I have a very sad update about my one of my favorite institutions of higher learning, the U.S. Air Force Academy.
Legal Insurrection readers may recall my son is now a cadet. Happily, he seems to have started before the Biden Diversity Wave struck. Now the first year cadets are required to watch diversity and inclusion videos featuring Black Lives Matter inanity.
The video includes a hypothetical scenario with a mixed-race student named Jose, who is pressured by two of his friends to attend the Black Lives Matter meeting on campus. A third friend, apparently meeting Jose for the first time, introduces himself while expressing surprise that Jose does not look “more south of the border.”After Jose explains that he is a mix of Mexican and Nigerian, the third friend makes a comment critical of Black Lives Matter.”No offense, but it seems like all lives matter would be a better way to bring people together,” the friend says. “Because Blacks aren’t the only lives that matter.

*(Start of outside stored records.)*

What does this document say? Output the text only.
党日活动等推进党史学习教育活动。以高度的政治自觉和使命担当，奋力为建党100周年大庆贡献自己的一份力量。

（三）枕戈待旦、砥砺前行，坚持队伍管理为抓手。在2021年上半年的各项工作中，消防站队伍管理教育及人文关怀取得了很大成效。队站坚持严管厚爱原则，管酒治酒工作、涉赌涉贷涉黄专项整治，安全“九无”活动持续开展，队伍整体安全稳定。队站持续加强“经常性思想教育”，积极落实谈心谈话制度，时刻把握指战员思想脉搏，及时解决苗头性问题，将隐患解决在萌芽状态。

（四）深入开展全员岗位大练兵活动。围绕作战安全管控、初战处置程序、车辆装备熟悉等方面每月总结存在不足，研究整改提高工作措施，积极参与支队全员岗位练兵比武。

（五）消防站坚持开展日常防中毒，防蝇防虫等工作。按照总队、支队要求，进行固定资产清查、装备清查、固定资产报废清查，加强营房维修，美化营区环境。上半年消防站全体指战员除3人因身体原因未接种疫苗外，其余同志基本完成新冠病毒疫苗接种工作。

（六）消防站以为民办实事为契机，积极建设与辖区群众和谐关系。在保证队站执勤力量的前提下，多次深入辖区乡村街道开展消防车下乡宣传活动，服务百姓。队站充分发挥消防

It just seems like you’re dad’s family matters less than your mom’s.”The video pauses and the student is then given three options to choose how to respond to the comment, with all three options expressing support for the Black Lives Matter movement. All three options lead to the actors discussing how the friend’s comments were “problematic” and “insensitive.”
The reason: Everyone does it.
Air Force Academy spokesman Dean Miller told the Washington Examiner. “This is the first year this training has been used, and it is used at universities across the country.”
Sadly, Critical Race Theory (the toxic companion to BLM) was also referenced during an important milestone in the life of the cadets, Acceptance Day. During the ceremony, the cadets transition from basic cadet training to formal acceptance into the Cadet Wing.
Subsequently, the ceremony is a very big deal to cadets and their families, which makes the following description from a relative who attended this year’s event very disturbing.
Critical race theory was referenced during the academy’s Acceptance Day Parade, which occurred earlier this month, according to one veteran who was in attendance to celebrate a relative who was honored as a newly accepted cadet, and he said he has “never been sicker in my life.”“I was disgusted by the fact there was a message of divisiveness vice a message of unity. I believe American citizens join the military because they love this nation,” the veteran, who requested anonymity to protect his relative from retribution, added.“I’ve never met anyone who said they joined just to see what was going on. This same love of nation, patriotism, is what brings men and women of all backgrounds, all races, all religions, and all ethnicities together. It is the glue that holds us together. It is also the one thing that will make a person risk his/her life in defense of the greatest nation in the world.”
It is apparent that many parents are upset about this development. Comments have been turned off in the Academy’s FaceBook groups for posts regarding these reports. However, other social media comments reflect the concern that military priorities are not as focused on warfare, strategy, armaments, and research as they should be.
To end this post, I would like to recognize the heroic U.S. Airmen who ignored red tape restrictions to save hundreds of Afghans from Kabul on a C-17 on Sunday rescued 823 people – 183 people more than previously thought.
At first it had been reported that the crew took 640 Afghans out of Kabul but the true number was 823. The first count didn’t include the 183 kids on board.The flight breaks the record for the number of people to have ever been flown on a C-17 jet and disgraces the other C-17 jets that have left Kabul with only 100-200 people on board this week, while thousands wait at the airport gates desperate to be saved, but who can’t get on planes without visas or foreign passports.On Friday, Lt. Colonel Eric Kut, who made the decision to leave the airport with as many Afghans on board, said he was more interested in saving lives than checking paperwork and abiding by red tape rules.’First and foremost, a lot of people talk about rules and capacity. We were trained to handle that to max perform that aircraft.’When you have women and children and people’s lives at stake, it’s not about capacity or rules or regulations. It’s about the training to make sure we could handle we could that many people out.’We were there to do what we were trained to do. We were there to deliver hope and freedom,’ he told CNN’s New Day on Friday from Joint Base Joint Base McGuire-Dix-Lakehurst in New Jersey.
I would argue, based on this, that the USAF has plenty of diversity and inclusion without the need to add racialist and communist doctrine to the mix.